Precisión: Todo movimiento o ejercicio tiene su propósito específico, y tienen premisas de movimiento concretas que deben ser ejecutadas con precisión para tener eficacia. Cada detalle es importante y se debe prestar especial atención al correcto alineamiento del cuerpo, realizando los ejercicios requeridos de manera consciente.

Fluidez: En Pilates cada ejercicio tiene un ritmo propio, y también tiene un ritmo la transición entre un ejercicio y otro, estos ritmos deben respetarse para evitar la rigidez y los movimientos bruscos.

Respiración: La precisión y la fluidez se coordinan con una respiración específica para cada caso, aumentando el volumen pulmonar y mejorando la oxigenación de la sangre.

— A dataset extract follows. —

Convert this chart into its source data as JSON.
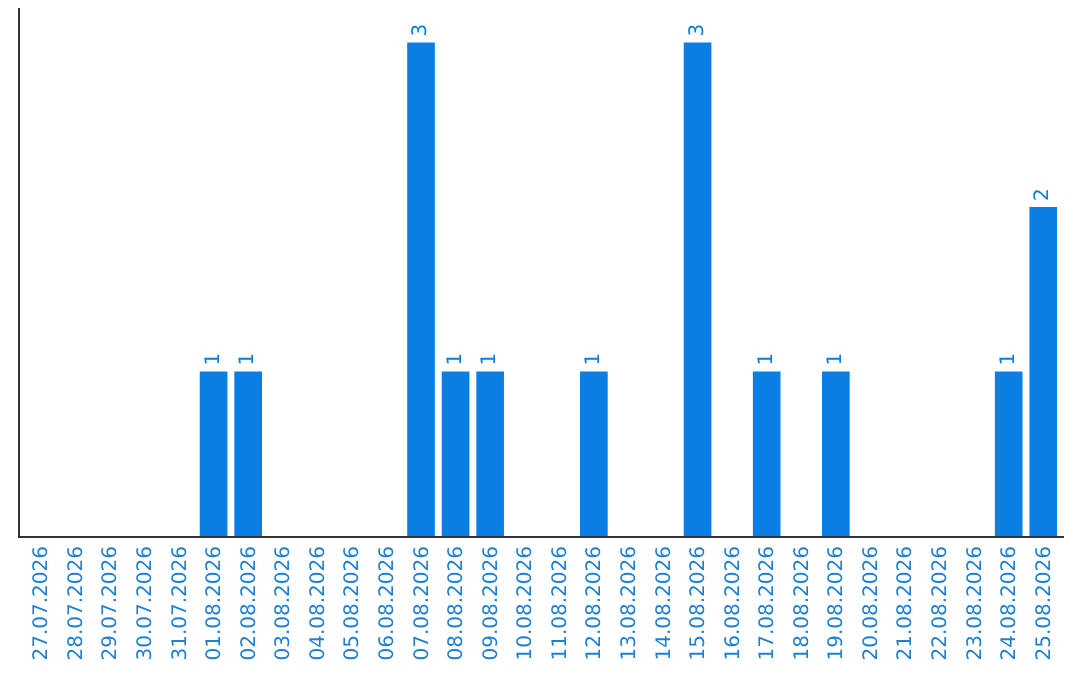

Tener conciencia de la respiración y manejarla da un control total sobre su cuerpo y mente

Los resultados de una práctica eficaz son muy significativos: mayor capacidad pulmonar y mejor circulación sanguínea son los primeros fines perseguidos, los cuales después se traducen en fuerza, flexibilidad, coordinación mental y buena postura.

Estos principios persiguen un fin último: la completa armonía de cuerpo y mente, la fusión total. Por eso el método Pilates se nutre de las tradiciones oriental y occidental a la hora de afrontar la búsqueda de la ansiada armonía.

Asimismo las tradiciones orientales ponen su énfasis en la plenitud del individuo, la calma, la flexibilidad y los estiramientos mientras que las tradiciones occidentales ponen especial interés en el movimiento, el tono muscular, la fuerza y la resistencia. Joseph Pilates supo unir mediante la creación de más de 600 ejercicios lo mejor de las dos tradiciones y hasta hoy nos han llegado sus enseñanzas.